First of all I would like to salute the courageous writer Mr Rashid for his braveness and reporting accuracy. Neither President Muasharraf nor any other statesman can eliminate terrorist outfits from Pakistani soil as the cause is deep rooted.
Padman Nambiar, India
I read this article and was a little sceptical. But then I read another article on the BBC website - "Stung in an Afghan hornets' nest". Its from the soldiers who are actually fighting and from what they say, it looks like at least part of what Mr Rashid has said is true. The soldiers who are fighting the militants feel that their Pakistani counterparts are not really helping, and often the militants escape by crossing over to the Pakistani side where the troops are not allowed to pursue the militants.

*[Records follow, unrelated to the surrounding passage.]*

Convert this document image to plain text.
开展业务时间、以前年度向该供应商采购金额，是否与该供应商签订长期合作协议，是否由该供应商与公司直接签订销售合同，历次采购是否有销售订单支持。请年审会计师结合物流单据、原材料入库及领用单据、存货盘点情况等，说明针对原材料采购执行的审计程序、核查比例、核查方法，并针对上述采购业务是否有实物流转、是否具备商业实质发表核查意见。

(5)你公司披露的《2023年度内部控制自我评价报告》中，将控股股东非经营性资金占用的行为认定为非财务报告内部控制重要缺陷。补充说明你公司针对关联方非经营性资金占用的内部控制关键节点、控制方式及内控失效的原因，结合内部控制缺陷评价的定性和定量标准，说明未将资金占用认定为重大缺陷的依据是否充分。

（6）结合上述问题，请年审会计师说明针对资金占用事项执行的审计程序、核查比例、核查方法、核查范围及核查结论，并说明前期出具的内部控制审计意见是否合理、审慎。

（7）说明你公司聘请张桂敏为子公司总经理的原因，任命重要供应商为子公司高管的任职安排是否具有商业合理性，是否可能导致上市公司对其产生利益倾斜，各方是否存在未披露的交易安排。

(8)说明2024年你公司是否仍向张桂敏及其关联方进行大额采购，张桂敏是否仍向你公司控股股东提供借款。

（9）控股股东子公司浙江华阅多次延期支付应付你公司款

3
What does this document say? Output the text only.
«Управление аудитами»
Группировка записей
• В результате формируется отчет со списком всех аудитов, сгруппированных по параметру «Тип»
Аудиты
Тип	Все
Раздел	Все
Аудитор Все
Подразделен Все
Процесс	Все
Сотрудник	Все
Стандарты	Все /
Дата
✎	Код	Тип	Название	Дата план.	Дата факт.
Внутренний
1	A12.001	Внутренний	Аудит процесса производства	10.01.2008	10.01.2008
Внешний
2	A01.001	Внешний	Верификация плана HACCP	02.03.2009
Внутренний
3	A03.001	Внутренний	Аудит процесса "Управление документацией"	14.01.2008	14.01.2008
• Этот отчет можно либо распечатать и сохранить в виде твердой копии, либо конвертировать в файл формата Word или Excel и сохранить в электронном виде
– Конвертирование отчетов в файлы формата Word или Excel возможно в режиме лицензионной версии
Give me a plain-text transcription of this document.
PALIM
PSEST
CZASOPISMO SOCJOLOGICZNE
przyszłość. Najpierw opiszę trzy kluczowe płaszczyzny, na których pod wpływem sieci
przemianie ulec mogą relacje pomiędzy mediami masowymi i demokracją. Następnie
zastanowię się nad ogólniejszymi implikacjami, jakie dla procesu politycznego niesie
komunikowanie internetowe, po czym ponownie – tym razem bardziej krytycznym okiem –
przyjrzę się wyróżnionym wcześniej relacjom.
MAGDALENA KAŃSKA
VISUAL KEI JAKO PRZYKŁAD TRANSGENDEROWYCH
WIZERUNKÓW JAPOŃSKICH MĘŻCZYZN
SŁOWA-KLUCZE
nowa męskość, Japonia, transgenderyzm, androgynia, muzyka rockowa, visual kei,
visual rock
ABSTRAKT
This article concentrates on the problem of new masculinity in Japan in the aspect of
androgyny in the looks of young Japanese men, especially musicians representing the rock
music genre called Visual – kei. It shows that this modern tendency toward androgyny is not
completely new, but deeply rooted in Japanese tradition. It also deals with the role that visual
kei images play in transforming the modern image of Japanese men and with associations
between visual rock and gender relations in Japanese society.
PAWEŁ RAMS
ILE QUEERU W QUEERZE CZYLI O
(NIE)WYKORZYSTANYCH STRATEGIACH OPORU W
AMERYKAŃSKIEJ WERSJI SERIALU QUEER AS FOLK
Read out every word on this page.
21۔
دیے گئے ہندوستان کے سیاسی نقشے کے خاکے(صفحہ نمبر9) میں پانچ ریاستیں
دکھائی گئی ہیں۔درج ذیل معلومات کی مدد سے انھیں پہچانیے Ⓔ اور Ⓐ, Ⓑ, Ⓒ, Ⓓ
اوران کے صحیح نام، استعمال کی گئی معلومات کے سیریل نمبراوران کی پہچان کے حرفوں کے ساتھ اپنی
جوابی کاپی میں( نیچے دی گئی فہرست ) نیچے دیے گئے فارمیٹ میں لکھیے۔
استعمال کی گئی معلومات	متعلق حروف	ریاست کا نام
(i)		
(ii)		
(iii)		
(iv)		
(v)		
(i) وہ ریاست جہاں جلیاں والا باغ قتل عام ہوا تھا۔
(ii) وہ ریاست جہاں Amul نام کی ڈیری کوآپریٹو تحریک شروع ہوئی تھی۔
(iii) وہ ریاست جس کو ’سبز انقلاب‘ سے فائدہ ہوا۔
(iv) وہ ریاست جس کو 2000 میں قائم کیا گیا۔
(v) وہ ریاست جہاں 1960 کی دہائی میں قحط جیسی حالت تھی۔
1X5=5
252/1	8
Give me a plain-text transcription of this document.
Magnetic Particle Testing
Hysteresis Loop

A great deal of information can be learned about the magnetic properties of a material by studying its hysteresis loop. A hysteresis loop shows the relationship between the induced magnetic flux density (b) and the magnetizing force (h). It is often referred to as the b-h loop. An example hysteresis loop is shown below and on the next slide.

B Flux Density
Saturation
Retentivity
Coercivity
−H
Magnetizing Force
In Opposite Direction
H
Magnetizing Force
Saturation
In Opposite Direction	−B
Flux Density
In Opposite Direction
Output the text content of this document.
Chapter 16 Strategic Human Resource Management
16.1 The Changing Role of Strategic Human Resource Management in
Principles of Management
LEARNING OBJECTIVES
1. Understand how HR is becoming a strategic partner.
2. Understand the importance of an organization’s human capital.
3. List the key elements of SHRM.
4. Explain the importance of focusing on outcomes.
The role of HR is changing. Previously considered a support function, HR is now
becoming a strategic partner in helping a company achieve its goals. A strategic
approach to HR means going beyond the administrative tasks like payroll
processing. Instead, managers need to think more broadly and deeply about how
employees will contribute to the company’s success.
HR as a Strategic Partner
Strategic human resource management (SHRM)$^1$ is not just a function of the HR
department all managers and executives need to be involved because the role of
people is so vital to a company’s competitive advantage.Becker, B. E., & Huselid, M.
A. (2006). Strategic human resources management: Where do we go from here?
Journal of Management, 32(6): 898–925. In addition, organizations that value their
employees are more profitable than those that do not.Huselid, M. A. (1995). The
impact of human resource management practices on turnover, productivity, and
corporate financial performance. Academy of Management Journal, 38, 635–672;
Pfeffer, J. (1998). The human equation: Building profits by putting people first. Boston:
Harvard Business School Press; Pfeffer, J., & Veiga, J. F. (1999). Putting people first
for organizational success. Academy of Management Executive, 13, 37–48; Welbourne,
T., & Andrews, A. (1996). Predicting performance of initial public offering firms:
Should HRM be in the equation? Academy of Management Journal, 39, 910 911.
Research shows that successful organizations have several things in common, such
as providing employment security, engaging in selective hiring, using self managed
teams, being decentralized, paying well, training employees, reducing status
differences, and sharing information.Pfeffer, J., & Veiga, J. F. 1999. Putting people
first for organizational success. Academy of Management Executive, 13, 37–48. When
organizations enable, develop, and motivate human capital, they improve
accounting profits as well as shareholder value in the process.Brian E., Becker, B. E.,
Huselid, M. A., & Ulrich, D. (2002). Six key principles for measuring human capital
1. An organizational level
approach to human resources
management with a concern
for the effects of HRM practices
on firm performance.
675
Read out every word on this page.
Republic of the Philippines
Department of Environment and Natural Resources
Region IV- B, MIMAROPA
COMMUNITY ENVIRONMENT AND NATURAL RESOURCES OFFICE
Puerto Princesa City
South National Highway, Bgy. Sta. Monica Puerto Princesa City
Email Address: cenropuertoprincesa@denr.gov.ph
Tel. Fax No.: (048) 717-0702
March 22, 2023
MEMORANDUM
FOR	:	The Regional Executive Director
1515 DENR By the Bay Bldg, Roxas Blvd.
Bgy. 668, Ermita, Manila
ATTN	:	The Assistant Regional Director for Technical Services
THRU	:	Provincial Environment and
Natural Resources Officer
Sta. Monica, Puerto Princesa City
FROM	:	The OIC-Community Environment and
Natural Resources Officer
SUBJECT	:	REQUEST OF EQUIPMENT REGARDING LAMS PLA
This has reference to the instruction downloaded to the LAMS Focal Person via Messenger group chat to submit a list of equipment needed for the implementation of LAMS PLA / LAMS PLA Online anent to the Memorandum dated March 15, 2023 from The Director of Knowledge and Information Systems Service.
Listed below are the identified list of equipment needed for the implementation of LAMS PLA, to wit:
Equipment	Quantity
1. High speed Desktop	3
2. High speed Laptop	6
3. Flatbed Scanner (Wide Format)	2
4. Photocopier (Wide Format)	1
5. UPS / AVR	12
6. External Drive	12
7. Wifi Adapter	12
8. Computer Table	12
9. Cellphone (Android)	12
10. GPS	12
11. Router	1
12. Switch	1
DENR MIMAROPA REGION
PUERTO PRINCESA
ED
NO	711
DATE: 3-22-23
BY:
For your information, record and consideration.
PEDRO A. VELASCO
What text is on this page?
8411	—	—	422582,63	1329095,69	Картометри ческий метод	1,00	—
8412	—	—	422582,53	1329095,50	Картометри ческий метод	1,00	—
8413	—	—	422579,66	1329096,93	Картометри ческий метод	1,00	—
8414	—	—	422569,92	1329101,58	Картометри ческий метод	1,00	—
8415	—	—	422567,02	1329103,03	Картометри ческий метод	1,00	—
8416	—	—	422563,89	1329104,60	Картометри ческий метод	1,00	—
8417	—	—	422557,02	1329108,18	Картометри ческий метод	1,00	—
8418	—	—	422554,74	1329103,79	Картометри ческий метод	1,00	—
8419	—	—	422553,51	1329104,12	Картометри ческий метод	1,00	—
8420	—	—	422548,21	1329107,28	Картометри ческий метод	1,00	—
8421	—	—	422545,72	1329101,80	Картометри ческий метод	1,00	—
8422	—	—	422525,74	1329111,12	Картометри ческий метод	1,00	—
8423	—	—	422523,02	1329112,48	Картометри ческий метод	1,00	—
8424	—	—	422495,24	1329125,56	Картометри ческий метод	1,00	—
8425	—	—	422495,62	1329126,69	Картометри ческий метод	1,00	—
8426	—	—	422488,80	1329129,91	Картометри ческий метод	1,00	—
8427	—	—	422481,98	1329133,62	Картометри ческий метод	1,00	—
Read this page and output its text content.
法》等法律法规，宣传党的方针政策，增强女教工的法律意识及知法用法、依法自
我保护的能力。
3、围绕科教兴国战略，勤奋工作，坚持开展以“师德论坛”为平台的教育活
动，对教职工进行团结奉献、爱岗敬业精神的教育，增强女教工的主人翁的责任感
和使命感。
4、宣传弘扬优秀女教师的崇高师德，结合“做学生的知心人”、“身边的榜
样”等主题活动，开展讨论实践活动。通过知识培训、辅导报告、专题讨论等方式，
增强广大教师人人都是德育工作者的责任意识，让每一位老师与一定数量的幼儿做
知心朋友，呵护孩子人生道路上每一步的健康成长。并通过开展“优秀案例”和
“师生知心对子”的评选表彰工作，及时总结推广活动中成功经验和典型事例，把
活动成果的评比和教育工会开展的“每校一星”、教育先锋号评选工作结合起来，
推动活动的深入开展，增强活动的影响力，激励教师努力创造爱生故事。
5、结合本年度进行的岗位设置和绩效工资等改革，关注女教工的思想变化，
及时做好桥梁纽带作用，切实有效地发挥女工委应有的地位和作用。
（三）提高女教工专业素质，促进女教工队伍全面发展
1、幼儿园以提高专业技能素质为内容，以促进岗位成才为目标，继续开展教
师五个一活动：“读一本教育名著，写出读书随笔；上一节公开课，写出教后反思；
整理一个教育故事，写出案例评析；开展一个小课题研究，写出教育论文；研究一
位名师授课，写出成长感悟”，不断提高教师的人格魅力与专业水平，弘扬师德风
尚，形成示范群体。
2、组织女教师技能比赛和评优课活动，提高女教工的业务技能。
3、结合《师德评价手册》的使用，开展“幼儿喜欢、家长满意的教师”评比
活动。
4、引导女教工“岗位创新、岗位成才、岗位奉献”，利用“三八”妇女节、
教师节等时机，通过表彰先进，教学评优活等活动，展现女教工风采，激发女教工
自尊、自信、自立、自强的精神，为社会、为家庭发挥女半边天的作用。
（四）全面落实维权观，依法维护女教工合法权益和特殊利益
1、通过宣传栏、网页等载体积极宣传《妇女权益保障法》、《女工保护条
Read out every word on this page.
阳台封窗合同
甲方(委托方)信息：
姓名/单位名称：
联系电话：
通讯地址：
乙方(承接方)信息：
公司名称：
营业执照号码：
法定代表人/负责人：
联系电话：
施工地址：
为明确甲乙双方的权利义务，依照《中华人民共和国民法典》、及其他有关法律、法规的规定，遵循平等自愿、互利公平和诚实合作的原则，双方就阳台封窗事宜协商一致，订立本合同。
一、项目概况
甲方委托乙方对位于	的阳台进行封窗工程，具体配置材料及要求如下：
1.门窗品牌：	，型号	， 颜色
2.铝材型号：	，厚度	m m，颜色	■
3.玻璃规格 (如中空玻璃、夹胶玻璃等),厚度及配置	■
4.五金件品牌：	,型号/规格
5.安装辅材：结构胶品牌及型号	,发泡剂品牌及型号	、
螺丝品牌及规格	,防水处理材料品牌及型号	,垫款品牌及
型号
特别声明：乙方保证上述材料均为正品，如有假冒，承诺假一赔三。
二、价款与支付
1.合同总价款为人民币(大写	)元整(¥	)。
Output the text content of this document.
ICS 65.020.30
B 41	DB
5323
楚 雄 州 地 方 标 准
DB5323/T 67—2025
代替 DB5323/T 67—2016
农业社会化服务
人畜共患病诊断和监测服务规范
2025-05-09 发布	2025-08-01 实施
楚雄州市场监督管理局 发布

Double speak and carrying out conflicting policies are not unknown in the arena of international politics - Pakistan is no exception. Once bitten and twice shy Islamabad is reluctant to do a 100% bidding for Washington because Pakistan knows that once it delivers what the US wants, Washington would abandon Pakistan. For example, not too long ago, Pakistan waged a CIA led war against the Soviets in Afghanistan; however, Islamabad was ditched and sanctioned once the Soviets left.
David Khan, USA
Ahmed Rashid, is as always, right on target. Knowing Afghanistan inside out, Ahmed's classic reporting and analysis are not only factual and impressive but uniquely illustrated as well. The Afghan, US and Pakistan triangle is a quagmire that has subtly destroyed any chance for a well-directed effort for a long-term solution of issues. Whereas Pakistan continues to support the Islamists, the US has its own parochial interests to pursue in Afghanistan.
Ahson Saeed Hasan, USA
As a Kashmiri, I know how Pakistan plays its cruel game of politics. Kashmiris have been the worst sufferers in this game played by Pakistan. No wonder, Afghans share the misery too. The only solution to this is the spread of democracy. Democratic elections should be held in Pakistan.
If what Ahmed Rashid writes is true, America will keep engaged with Afghanistan and Pakistan until its own interests are met. In that case it is better for Afghanistan and Pakistan to keep the situation worse for America. The two countries have learned how to keep the strings in their hands and America should now not be selfish and work sincerely for the development of both.